Definitely check this one out if my description sparked even the smallest amount of curiosity.


(1973) The Hourglass Sanatorium

This film really taps into my weakness for visually immersive, surrealism horror. It’s psychedelic and dreamlike; the fluidity of the pacing alone is worth merit.

That said, the film was grating to endure and not because of difficult subject matter but more so, it’s just overflowing with so much pretentious and seemingly random bullshit. You find yourself scrambling to piece together metaphors or some kind of tangible timeline. It’s seriously pretty unenjoyable after the first hour or so.

I did not enjoy it.


(2018) Annihilation

Annihilation is a truly thought provoking film that seems to bridge multiple genres. I found it best to go in with zero knowledge and no expectations.

In terms of boldness and boundary stretching sci-fi, this film reminded me a lot of Tarkovsky’s Stalker.

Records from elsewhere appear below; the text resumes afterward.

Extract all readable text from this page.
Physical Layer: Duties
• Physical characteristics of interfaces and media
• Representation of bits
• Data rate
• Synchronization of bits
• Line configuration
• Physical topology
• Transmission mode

It’s challenging and tedious at times but that’s all part of building this whole new world. One of the most fantastic elements of the film is that as a viewer, you’re actually unfolding the mystery along with the characters.

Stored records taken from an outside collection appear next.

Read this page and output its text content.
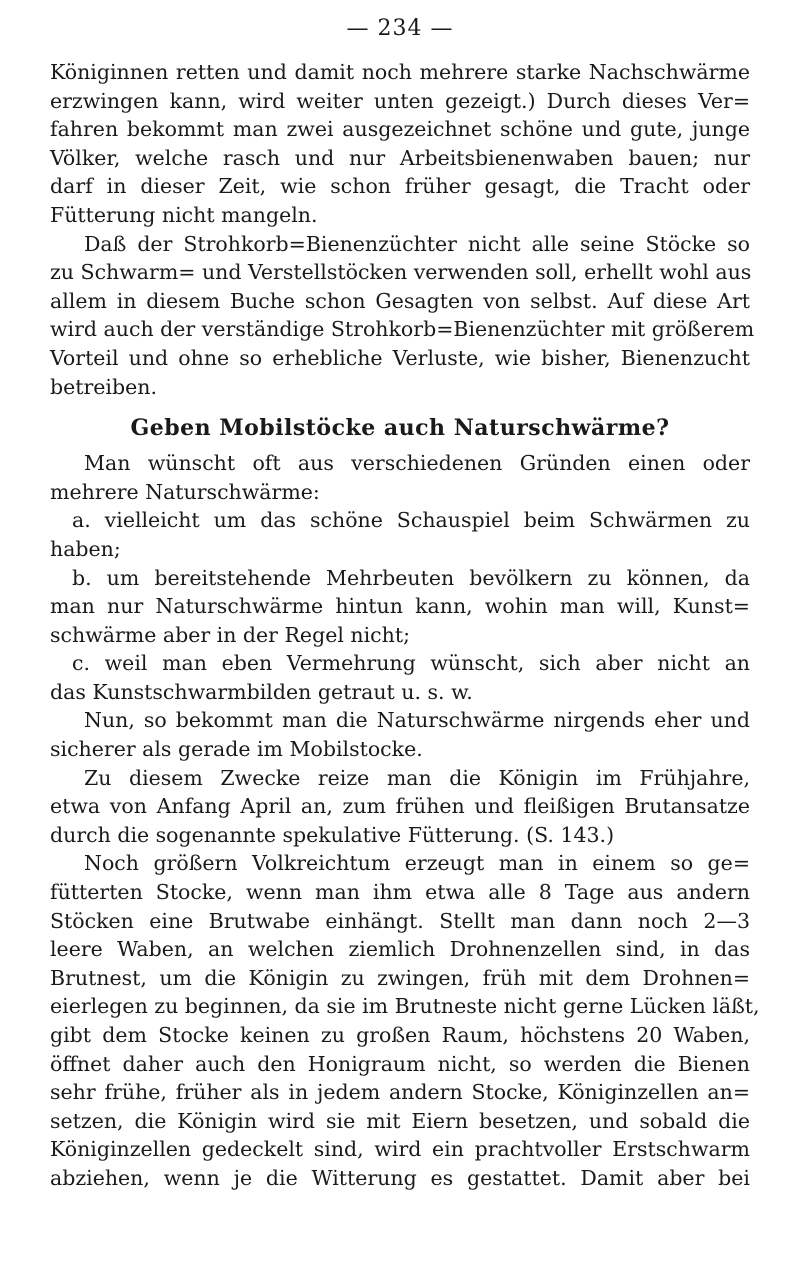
— 234 —
Königinnen retten und damit noch mehrere starke Nachschwärme
erzwingen kann, wird weiter unten gezeigt.) Durch dieses Ver=
fahren bekommt man zwei ausgezeichnet schöne und gute, junge
Völker, welche rasch und nur Arbeitsbienenwaben bauen; nur
darf in dieser Zeit, wie schon früher gesagt, die Tracht oder
Fütterung nicht mangeln.
Daß der Strohkorb=Bienenzüchter nicht alle seine Stöcke so
zu Schwarm= und Verstellstöcken verwenden soll, erhellt wohl aus
allem in diesem Buche schon Gesagten von selbst. Auf diese Art
wird auch der verständige Strohkorb=Bienenzüchter mit größerem
Vorteil und ohne so erhebliche Verluste, wie bisher, Bienenzucht
betreiben.
Geben Mobilstöcke auch Naturschwärme?
Man wünscht oft aus verschiedenen Gründen einen oder
mehrere Naturschwärme:
a. vielleicht um das schöne Schauspiel beim Schwärmen zu
haben;
b. um bereitstehende Mehrbeuten bevölkern zu können, da
man nur Naturschwärme hintun kann, wohin man will, Kunst=
schwärme aber in der Regel nicht;
c. weil man eben Vermehrung wünscht, sich aber nicht an
das Kunstschwarmbilden getraut u. s. w.
Nun, so bekommt man die Naturschwärme nirgends eher und
sicherer als gerade im Mobilstocke.
Zu diesem Zwecke reize man die Königin im Frühjahre,
etwa von Anfang April an, zum frühen und fleißigen Brutansatze
durch die sogenannte spekulative Fütterung. (S. 143.)
Noch größern Volkreichtum erzeugt man in einem so ge=
fütterten Stocke, wenn man ihm etwa alle 8 Tage aus andern
Stöcken eine Brutwabe einhängt. Stellt man dann noch 2—3
leere Waben, an welchen ziemlich Drohnenzellen sind, in das
Brutnest, um die Königin zu zwingen, früh mit dem Drohnen=
eierlegen zu beginnen, da sie im Brutneste nicht gerne Lücken läßt,
gibt dem Stocke keinen zu großen Raum, höchstens 20 Waben,
öffnet daher auch den Honigraum nicht, so werden die Bienen
sehr frühe, früher als in jedem andern Stocke, Königinzellen an=
setzen, die Königin wird sie mit Eiern besetzen, und sobald die
Königinzellen gedeckelt sind, wird ein prachtvoller Erstschwarm
abziehen, wenn je die Witterung es gestattet. Damit aber bei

It’s one of the best sci-fi films I’ve seen in a long time. The movie is incredibly balanced, mind-bending and original. I just can’t see someone not enjoying this.


(1978) Beauty and the Beast

I can safely say, after hours of scouring the internet for this film as well as it having only ~700 reviews on iMDD, it’s fairly obscure. If you’re in the mood for some seriously odd but stylish Czech horror, I encourage you to hunt it down.

It’s basically a creative, gothic retelling of the classic story of, you guessed it, Beauty and the Beast. The film is delightfully rough and gritty, lending to these beautifully dark landscapes. Bold, theater worthy performances lend a whimsical balance and the whole package ends up being something really unique.

I really loved how ambiguity of the supernatural elements, to me it added a certain level of maturity and thoughtfulness to the simple messages that are typically relayed with classic tales.

That’s basically it, go seek this one out.


(1944) The Uninvited

It’s crazy to hear people talk about this being ultra scary or timelessly thrilling. It’s not only funny now but I imagine it was funny back then too.

The character relationships are comically whimsical and coupled with the upbeat score, I didn’t get really any “scary” vibe from it. It’s an aspect I didn’t hate though, it’s really what this film is about, the characters.

The paranormal effects were legitimately impressive too, seriously timeless. I think about the way Hitchcock did The Birds and this film from the 40’s is a prime example of what kind of effects age.

So yeah, props to the things I mentioned but all-in-all, it’s a bit boring for my tastes. It’s not bad, I just don’t care for it much.